9-11 was a shock to the system. In many ways, some of us are still not over it. We saw the replays throughout the weekend and we almost had to turn away. We would rather watch football, not because it is football season but because we cannot stand to be reminded about that. But then the same old things are still going on within us. We are still just as cruel, still just as greedy, still just as afraid, still lacking in trust just like we always have been. We can pretend and we can deny, but why do this?
Did we really not pay attention to what John said in his letter? He said, “This is the message we have heard from him and claimed to you that God is life, and in him there is no darkness at all. If we say we have fellowship while we are walking in darkness, we lie and do not do what is true, but if we walk in the light as he, himself, is in the light, we have fellowship with one another, and the blood of Jesus, his Son, cleanses us from all sin. If we say we have no sin, we deceive ourselves and the truth is not in us. If we confess our sins, he who is faithful and just will forgive us our sins and cleanse us from all unrighteousness.”

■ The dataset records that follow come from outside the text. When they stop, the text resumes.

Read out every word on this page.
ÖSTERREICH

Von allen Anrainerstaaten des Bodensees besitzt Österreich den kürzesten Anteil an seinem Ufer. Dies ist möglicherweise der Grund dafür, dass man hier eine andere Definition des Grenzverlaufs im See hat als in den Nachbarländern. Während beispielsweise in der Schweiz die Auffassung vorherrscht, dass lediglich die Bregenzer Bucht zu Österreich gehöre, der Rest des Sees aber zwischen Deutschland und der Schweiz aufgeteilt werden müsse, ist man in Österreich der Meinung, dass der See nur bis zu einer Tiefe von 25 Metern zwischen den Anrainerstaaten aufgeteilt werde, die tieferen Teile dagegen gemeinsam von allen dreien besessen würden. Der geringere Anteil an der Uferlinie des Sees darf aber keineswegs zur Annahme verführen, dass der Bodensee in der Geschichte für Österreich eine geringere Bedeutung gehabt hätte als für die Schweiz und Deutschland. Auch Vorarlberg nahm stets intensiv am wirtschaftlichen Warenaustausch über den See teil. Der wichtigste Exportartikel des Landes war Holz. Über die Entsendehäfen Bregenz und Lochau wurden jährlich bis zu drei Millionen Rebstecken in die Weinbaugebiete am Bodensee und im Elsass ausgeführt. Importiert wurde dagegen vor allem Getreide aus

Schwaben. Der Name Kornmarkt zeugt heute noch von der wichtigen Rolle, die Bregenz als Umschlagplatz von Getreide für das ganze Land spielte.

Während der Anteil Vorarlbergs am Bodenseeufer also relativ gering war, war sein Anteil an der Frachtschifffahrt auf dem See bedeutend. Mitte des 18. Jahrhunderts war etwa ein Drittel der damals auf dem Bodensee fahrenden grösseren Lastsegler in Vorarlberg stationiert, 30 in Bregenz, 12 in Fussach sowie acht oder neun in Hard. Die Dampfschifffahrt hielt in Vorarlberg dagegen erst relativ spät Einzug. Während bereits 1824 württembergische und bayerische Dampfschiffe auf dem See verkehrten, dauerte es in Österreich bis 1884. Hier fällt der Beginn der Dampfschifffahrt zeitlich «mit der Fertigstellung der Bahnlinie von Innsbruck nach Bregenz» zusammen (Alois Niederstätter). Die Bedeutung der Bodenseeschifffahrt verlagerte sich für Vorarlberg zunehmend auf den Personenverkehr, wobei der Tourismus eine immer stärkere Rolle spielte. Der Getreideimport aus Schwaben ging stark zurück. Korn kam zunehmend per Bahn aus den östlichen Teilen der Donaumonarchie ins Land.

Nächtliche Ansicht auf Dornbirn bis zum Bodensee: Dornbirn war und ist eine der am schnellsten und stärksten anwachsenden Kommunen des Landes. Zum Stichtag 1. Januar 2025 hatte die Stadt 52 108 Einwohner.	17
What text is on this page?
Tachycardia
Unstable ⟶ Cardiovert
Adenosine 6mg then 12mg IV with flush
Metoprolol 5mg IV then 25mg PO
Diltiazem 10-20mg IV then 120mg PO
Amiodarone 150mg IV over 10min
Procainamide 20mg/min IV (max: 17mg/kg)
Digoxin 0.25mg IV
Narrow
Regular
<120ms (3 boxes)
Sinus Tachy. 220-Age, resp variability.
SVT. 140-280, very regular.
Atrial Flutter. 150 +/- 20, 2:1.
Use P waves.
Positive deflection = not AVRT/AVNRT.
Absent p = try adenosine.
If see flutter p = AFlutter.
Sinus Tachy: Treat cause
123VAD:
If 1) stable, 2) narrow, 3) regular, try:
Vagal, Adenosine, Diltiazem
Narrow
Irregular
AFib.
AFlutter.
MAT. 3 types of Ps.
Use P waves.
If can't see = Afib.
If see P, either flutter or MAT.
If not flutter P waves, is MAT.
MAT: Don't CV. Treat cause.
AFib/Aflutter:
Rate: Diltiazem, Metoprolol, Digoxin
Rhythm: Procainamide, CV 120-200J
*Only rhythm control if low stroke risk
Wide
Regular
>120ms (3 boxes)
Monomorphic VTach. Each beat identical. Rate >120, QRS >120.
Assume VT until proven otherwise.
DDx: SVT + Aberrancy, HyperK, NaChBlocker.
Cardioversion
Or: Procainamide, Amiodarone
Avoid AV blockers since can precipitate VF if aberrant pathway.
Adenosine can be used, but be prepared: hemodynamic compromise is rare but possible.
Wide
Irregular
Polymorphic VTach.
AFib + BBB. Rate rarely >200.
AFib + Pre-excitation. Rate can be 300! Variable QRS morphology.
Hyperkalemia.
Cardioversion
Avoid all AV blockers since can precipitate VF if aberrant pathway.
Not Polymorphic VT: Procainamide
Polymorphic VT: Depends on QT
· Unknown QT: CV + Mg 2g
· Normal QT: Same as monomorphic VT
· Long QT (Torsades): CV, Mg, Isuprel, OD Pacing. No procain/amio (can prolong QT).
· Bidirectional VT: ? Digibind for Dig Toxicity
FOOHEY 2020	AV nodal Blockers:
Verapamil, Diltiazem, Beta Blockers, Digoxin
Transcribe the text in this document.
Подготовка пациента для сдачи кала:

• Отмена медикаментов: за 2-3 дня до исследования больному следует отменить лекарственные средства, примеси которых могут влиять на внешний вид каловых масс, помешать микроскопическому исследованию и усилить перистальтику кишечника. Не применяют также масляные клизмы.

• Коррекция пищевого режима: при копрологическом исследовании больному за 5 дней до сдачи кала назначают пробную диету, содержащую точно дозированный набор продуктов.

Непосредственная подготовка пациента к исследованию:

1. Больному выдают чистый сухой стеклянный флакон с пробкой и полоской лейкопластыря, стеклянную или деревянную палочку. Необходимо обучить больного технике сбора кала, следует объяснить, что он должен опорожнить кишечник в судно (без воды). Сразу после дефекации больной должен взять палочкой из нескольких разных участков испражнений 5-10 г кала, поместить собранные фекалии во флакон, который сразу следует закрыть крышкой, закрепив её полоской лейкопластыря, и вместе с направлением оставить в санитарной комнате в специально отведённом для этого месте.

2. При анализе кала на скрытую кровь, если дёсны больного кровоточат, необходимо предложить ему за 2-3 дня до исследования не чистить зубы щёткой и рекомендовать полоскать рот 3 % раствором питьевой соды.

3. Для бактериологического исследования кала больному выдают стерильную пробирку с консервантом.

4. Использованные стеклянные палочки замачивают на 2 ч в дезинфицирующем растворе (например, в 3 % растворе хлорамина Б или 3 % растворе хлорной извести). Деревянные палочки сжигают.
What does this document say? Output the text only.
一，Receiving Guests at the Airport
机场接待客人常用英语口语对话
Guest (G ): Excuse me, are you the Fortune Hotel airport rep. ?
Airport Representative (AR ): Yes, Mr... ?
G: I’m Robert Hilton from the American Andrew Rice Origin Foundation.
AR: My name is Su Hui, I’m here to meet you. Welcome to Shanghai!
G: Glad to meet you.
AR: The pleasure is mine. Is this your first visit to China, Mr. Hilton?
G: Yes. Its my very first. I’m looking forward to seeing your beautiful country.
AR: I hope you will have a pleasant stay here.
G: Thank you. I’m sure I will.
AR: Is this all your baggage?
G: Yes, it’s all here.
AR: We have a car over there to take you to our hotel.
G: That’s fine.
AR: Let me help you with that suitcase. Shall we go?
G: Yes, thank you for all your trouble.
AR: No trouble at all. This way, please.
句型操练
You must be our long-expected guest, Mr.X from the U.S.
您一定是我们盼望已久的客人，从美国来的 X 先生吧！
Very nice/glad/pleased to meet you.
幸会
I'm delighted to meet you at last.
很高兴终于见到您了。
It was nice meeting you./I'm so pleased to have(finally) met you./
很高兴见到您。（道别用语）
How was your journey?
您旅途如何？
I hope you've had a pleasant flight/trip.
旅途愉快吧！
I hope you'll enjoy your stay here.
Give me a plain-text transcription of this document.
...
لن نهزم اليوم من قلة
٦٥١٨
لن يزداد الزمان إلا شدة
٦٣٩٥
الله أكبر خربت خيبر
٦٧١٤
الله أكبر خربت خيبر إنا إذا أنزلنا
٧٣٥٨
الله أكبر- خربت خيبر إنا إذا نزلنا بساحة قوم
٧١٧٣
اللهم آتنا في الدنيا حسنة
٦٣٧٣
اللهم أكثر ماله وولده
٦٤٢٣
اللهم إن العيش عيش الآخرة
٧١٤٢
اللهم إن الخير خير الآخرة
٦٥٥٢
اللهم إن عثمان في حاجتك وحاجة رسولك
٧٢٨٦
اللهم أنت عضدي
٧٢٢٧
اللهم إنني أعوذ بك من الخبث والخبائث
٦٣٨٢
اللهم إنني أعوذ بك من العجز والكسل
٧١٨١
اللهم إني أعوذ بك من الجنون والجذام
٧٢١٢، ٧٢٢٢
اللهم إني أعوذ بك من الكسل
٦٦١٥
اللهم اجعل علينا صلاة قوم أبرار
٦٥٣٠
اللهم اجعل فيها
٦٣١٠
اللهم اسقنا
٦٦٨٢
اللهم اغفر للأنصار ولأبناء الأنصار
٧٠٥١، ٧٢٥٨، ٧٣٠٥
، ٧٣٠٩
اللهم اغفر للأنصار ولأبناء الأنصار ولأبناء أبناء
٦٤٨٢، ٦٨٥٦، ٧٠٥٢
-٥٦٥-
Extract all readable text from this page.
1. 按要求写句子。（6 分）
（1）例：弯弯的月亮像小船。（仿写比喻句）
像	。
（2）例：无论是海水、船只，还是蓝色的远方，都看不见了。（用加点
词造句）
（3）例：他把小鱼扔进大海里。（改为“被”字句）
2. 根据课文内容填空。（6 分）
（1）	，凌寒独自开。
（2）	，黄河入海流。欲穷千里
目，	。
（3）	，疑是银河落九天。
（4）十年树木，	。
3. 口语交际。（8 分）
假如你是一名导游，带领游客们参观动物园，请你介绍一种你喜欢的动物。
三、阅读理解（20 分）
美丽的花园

Why do we pretend when we have such a wonderful and loving God from whom one of the great promises offered to each and every one of us is that, if we will but turn and admit, God will forgive all?
I often liken it to something medical. I am sure that those of you in the medical profession have never dealt with a patient who was in denial about what was really going on. They just could not believe it could happen to them. They did not want to go to the doctor. They put it off, put it off, and put it off almost until there was nothing you could do about it. This is what repentance is like. It is not some evil thing, but it is so that God can heal us. If we keep putting it off and putting it off, it only makes the infection of sin that much greater in our lives. But if we turn, he is faithful and just and he will forgive our sins.
I wish there were no terrorism in the world. At the core, I am one of the world’s great idealists. I really do believe that the world could be a better place if we ourselves would turn and offer ourselves to Christ and live as Christ wants us to. I can’t do anything about terrorists, but what I can do is something about my own sin. If I turn and repent from my sin, and each of us turns and repents from the sins that are ours that we know would shock everybody around us if they only knew, then maybe we are moving the world toward what God wants and what God is able to use to do away with things like terrorism and the death of destruction of incidents like 9-11.
He is a mighty God. He is in control. All things are in his hands, especially our hearts.